Я знаю, сыну отвратительно то, что он увидел сегодня: мой гнев, мое признание во лжи. Я подхожу к двери, прикладываю ладони к панели, сжимаю одну руку в кулак, чтобы постучать и настоять на разговоре, но не могу. Во мне ничего не осталось.
Я не расстилаю постель, просто ложусь на диван и забываюсь беспокойным сном. Мне снова снятся похороны мамы. На этот раз она сидит рядом со мной в церкви, кроме нас там никого нет. На алтаре стоит гроб. «Какой позор!» — говорит мама.
Я смотрю на нее, потом на гроб. Я не могу сидя заглянуть в него, поэтому тяжело поднимаюсь на ноги. И тут понимаю, что они приросли к полу. Лозы проросли сквозь деревянные доски пола и обвили мои лодыжки. Я пытаюсь сдвинуться с места, но не могу.
Приподнявшись на носках, я все же заглядываю в открытый гроб, чтобы увидеть покойного.
От шеи вниз — это скелет, плоть сошла с костей.
От шеи вверх у трупа мое лицо.
Я просыпаюсь, слыша, как испуганно колотится сердце в груди, и не сразу понимаю, что стук доносится из какого-то другого места. «Дежавю», — думаю я и, вздрагивая от шума ударов, иду открывать дверь. Едва я берусь за ручку, как дверь отлетает на петлях в сторону и, едва не сбив меня с ног, в дом врываются полицейские.

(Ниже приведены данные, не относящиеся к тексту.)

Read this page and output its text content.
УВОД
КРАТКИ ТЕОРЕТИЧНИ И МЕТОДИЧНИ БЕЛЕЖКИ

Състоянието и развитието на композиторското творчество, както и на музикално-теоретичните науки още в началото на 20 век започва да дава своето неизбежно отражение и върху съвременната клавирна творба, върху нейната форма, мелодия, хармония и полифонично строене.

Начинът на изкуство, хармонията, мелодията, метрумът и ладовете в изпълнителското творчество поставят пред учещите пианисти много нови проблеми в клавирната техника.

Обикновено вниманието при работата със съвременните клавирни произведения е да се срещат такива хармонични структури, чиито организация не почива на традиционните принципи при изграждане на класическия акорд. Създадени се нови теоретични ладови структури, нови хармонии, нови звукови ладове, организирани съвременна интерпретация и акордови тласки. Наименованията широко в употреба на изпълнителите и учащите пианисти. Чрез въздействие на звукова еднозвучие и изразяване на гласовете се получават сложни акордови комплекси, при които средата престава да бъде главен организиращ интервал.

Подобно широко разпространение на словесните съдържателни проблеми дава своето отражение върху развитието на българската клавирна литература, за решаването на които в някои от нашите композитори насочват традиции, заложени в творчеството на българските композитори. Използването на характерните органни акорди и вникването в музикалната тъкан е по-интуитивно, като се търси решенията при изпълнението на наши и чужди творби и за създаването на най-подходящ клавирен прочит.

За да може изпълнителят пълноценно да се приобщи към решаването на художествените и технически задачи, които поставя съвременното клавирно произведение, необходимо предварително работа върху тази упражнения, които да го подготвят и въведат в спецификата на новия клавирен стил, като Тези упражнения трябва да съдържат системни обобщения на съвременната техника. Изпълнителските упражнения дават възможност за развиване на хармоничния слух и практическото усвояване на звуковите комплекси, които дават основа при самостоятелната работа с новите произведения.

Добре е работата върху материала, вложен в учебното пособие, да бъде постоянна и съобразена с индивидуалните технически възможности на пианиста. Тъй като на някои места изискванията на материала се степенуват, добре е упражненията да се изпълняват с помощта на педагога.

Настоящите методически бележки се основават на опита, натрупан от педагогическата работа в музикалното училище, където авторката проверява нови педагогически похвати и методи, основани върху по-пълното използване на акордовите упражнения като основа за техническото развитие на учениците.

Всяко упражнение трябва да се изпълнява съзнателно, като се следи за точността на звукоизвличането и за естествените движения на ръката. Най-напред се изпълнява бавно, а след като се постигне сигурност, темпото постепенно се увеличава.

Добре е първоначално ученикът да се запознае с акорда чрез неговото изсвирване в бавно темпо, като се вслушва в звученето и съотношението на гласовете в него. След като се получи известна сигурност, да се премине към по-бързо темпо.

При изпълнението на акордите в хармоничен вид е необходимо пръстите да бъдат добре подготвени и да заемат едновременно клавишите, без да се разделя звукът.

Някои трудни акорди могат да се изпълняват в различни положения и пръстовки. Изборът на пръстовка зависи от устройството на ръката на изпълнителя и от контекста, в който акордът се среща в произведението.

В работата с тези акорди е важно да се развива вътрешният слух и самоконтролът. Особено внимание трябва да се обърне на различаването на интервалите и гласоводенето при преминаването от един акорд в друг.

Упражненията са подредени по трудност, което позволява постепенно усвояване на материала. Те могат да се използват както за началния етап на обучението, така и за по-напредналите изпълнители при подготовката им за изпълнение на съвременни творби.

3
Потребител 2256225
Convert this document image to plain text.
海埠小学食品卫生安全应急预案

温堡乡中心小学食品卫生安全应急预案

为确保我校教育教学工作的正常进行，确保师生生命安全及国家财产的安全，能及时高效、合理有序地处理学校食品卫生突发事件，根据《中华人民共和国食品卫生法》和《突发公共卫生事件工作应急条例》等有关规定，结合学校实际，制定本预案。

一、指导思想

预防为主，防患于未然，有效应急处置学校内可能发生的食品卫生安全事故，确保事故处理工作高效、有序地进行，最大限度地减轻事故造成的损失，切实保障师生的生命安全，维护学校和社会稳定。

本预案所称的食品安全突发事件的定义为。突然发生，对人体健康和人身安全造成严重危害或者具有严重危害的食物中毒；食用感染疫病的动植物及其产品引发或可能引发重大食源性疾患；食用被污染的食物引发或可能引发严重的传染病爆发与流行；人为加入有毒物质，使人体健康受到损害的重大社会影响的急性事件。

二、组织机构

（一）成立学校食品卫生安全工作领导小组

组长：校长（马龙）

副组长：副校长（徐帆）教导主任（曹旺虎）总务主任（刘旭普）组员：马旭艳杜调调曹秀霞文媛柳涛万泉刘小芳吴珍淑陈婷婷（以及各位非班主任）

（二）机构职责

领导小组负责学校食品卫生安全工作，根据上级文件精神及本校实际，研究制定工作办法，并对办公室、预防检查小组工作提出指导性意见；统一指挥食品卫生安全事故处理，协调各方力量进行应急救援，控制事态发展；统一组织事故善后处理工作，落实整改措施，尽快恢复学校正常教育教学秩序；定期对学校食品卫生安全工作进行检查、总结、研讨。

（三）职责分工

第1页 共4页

— Эдисон Джефферсон? — кричит один из них, и мой сын, заспанный и взъерошенный, выходит из спальни.
Его тут же хватают, заковывают в наручники и волокут к двери.
— Вы арестованы за уголовное преступление на почве ненависти класса C, — заявляет офицер.
Что?
— Эдисон! — кричу я. — Подождите! Это ошибка!
Еще один полицейский выходит из спальни Эдисона с его рюкзаком в одной руке и баллончиком красной краски в другой.
— Бинго, — говорит он.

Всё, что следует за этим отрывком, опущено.